POTáPYCH. Other people's, too. She extends her care to everybody. She has such a kind heart that she worries about everybody. She even gets angry if they do anything without her permission. And the way she looks after her protégées is just a wonder. She dresses them as if they were her own daughters. Sometimes she has them eat with her; and she doesn't make them do any work. "Let everybody look," says the mistress, "and see how my protégées live; I want every one to envy them," she says.
LEONíD. Well, now, that's fine, Potápych.
POTáPYCH. And what a touching little sermon she reads them when they're married! "You," she says, "have lived with me in wealth and luxury, and have had nothing to do; now you are marrying a poor man, and will live your life in poverty, and will work, and will do your duty. And now forget," she says, "how you lived here, because not for you I did all this; I was merely diverting myself, but you must never even think of such a life; always remember your insignificance, and of what station you are." And all this so feelingly that there are tears in her own eyes.
LEONíD. Well, now, that's fine.
POTáPYCH. I don't know how to describe it, sir. Somehow they all get tired of married life later; they mostly pine away.

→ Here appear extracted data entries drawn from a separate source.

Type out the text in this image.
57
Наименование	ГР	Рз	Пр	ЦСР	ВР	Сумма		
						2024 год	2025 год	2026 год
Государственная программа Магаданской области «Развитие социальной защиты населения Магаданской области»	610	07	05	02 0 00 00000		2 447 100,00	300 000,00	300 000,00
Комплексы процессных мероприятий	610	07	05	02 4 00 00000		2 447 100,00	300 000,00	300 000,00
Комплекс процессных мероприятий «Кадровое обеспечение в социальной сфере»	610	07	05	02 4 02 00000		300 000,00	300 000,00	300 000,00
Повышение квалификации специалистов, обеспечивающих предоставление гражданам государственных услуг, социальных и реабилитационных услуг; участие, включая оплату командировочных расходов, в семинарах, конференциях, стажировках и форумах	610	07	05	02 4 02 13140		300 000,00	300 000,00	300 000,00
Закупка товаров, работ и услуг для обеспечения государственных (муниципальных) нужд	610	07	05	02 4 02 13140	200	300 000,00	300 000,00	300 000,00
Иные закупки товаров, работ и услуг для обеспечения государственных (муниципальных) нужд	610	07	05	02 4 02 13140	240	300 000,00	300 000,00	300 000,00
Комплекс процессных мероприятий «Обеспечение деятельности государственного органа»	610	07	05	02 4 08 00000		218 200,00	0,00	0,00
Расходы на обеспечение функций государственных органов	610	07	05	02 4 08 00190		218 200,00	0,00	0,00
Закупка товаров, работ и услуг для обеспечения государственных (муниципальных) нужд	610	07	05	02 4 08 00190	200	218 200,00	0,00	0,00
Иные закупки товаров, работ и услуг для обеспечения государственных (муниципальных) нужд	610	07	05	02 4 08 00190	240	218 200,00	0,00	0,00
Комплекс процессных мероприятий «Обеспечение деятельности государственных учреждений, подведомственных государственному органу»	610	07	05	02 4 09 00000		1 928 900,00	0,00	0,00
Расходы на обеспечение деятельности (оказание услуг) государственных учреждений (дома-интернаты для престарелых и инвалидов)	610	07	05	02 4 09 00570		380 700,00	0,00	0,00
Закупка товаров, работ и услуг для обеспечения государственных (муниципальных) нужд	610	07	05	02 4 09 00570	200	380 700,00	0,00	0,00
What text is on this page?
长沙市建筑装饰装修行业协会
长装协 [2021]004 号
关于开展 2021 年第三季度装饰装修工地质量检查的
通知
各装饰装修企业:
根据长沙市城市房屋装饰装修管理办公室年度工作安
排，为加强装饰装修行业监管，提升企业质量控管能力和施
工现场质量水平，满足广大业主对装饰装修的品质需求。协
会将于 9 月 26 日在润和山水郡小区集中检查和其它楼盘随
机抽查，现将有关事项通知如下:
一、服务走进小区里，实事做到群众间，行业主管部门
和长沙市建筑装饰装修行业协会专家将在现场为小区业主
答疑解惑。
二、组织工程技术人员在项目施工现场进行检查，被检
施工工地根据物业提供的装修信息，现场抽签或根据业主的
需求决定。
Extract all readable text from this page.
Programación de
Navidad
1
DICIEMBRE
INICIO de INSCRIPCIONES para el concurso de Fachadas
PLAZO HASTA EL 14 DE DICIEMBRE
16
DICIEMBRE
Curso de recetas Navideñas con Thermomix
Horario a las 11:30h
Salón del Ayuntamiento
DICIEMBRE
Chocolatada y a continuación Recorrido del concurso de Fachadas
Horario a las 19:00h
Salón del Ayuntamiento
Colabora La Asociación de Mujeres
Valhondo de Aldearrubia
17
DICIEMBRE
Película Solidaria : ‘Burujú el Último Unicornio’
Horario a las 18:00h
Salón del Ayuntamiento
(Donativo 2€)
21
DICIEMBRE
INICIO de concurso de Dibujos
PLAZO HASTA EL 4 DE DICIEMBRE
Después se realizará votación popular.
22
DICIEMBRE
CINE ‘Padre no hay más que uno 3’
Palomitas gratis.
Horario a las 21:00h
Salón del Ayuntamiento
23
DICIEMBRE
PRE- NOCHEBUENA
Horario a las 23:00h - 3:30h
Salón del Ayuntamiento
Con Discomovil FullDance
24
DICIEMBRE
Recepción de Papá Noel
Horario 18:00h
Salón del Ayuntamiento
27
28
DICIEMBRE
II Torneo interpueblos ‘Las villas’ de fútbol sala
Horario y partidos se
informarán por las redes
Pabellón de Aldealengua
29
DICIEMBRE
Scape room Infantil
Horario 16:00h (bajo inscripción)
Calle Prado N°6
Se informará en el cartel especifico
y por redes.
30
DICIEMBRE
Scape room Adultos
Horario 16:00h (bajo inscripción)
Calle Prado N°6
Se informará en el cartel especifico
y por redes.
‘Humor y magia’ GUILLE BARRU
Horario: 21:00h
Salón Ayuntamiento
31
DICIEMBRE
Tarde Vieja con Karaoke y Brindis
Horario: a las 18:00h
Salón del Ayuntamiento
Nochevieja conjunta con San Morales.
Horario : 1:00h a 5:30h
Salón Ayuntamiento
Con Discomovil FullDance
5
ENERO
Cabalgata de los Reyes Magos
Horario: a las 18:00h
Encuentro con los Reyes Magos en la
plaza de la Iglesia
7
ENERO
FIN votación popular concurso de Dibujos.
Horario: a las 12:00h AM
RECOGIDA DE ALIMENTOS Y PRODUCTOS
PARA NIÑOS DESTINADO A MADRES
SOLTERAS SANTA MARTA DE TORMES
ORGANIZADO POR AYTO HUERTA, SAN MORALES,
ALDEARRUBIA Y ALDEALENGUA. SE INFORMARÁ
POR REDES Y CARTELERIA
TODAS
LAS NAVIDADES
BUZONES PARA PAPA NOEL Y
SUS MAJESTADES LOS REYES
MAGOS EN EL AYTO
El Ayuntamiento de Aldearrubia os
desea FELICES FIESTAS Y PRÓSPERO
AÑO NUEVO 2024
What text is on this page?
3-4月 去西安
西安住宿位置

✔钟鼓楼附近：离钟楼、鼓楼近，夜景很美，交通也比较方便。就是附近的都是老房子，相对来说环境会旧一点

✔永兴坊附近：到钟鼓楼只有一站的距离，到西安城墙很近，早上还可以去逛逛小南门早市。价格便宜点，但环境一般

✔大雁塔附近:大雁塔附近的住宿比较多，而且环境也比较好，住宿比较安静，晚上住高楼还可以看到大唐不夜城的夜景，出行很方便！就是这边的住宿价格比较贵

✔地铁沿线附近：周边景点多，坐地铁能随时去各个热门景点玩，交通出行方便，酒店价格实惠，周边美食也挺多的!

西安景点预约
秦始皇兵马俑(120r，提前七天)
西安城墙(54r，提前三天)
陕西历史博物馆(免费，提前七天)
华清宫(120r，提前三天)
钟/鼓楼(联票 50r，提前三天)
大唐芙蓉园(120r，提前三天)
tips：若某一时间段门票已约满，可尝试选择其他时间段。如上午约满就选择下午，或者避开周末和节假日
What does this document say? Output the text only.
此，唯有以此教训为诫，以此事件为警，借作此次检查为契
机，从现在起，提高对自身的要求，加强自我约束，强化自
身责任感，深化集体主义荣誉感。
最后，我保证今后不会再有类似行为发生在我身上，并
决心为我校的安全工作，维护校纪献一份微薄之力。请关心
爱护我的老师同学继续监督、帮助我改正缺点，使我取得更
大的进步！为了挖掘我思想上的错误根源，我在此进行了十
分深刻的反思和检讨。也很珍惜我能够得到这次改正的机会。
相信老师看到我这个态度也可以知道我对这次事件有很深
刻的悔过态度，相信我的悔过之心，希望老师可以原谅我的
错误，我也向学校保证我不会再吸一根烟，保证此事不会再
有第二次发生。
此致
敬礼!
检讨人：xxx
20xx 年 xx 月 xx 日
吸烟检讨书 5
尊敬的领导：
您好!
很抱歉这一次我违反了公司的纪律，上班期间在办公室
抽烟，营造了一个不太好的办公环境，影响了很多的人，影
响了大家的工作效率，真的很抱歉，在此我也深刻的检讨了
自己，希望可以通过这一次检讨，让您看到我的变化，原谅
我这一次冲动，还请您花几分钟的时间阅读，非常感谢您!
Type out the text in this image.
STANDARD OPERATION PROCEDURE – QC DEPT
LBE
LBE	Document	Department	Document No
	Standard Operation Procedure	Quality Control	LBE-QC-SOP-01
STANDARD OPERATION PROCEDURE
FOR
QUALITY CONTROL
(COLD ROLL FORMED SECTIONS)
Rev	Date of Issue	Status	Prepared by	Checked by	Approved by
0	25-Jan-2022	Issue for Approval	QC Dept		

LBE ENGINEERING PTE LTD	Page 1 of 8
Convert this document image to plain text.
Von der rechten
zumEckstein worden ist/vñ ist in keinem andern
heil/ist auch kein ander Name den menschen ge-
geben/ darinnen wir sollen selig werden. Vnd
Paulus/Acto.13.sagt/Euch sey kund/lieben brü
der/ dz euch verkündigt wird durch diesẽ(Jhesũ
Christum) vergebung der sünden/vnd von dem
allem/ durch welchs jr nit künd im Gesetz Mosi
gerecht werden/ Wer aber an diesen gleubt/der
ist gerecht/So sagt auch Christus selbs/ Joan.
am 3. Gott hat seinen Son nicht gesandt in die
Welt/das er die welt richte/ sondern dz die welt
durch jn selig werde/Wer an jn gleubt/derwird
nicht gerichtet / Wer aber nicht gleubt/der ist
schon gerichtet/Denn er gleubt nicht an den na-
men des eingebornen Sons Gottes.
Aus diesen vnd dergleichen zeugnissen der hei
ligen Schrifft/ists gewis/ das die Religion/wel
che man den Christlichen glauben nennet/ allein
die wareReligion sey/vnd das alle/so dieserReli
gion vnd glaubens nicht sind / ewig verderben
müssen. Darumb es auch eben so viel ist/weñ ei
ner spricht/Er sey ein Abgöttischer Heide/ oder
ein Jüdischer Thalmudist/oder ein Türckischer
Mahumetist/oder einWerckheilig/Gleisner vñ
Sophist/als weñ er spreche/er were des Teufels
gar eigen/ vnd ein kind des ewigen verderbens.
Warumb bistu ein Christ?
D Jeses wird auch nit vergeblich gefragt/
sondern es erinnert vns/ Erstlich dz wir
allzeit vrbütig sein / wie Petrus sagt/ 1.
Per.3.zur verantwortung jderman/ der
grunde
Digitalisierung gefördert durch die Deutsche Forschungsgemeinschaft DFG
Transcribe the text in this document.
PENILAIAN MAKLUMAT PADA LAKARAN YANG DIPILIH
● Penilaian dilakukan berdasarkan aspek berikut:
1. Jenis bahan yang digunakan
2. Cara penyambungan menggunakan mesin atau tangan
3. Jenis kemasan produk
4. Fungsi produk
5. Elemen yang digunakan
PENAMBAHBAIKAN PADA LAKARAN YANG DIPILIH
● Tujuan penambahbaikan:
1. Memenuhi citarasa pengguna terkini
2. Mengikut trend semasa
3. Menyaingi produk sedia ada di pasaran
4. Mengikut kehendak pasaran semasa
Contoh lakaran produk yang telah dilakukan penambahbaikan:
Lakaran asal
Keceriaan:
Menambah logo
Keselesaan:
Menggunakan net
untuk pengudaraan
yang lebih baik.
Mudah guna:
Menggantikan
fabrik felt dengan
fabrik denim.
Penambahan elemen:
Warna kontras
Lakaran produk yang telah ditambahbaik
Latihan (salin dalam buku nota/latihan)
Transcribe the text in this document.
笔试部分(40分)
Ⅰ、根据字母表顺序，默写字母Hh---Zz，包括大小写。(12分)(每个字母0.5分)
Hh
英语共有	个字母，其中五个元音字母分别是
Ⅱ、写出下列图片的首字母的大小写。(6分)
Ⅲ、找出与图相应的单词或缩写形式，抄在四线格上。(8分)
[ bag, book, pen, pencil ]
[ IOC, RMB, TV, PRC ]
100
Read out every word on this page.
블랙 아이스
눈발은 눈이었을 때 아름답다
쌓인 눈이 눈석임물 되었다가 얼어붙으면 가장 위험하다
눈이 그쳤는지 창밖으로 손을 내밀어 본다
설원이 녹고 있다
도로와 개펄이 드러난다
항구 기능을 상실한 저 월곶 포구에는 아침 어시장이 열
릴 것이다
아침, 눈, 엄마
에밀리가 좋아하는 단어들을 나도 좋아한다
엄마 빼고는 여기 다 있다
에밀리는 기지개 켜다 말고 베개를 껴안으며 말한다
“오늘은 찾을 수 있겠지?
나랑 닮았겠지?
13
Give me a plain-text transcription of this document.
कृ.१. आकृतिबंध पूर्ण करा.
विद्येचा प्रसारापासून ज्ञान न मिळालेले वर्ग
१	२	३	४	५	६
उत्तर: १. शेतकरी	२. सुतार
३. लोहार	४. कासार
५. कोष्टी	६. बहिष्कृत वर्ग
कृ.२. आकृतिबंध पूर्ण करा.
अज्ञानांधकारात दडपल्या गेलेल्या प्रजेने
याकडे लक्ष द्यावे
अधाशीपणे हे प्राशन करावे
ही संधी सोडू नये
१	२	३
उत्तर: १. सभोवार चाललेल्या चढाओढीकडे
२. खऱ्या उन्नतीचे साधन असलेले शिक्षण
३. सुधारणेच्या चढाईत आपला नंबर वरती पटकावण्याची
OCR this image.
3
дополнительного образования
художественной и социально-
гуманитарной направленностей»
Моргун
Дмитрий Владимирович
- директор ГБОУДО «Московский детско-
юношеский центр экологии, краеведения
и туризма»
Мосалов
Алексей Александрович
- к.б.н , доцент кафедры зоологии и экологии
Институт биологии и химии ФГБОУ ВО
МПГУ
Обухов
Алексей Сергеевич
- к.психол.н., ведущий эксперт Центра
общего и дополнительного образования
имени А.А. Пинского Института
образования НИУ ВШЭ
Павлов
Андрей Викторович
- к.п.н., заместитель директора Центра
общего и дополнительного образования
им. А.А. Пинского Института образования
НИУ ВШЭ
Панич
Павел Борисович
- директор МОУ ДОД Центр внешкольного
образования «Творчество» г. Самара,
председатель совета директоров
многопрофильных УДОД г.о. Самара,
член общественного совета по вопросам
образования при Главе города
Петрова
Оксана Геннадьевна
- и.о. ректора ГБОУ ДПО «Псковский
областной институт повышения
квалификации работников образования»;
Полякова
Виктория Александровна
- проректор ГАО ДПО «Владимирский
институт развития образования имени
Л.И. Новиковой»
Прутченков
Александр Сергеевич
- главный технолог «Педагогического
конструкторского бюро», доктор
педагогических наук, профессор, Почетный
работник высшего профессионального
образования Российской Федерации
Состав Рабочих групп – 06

LEONíD. Why do they pine away, Potápych?
POTáPYCH. Must be they don't like it, if they pine away.
LEONíD. That's queer.
POTáPYCH. The husbands mostly turn out ruffians.
LEONíD. Is that so?
POTáPYCH. Everybody hopes to get one of our protégées, because the mistress right away becomes his patroness. Now in the case of these she marries to government clerks, there's a good living for the husband; because if they want to drive him out of the court, or have done so, he goes at once to our mistress with a complaint, and she's a regular bulwark for him; she'll bother the governor himself. And then the government clerk can get drunk or anything else, and not be afraid of anybody, unless he is insubordinate or steals a lot….
LEONíD. But, say, Potápych, why is it that the girls run away from me?
POTáPYCH. How can they help running? They must run, sir!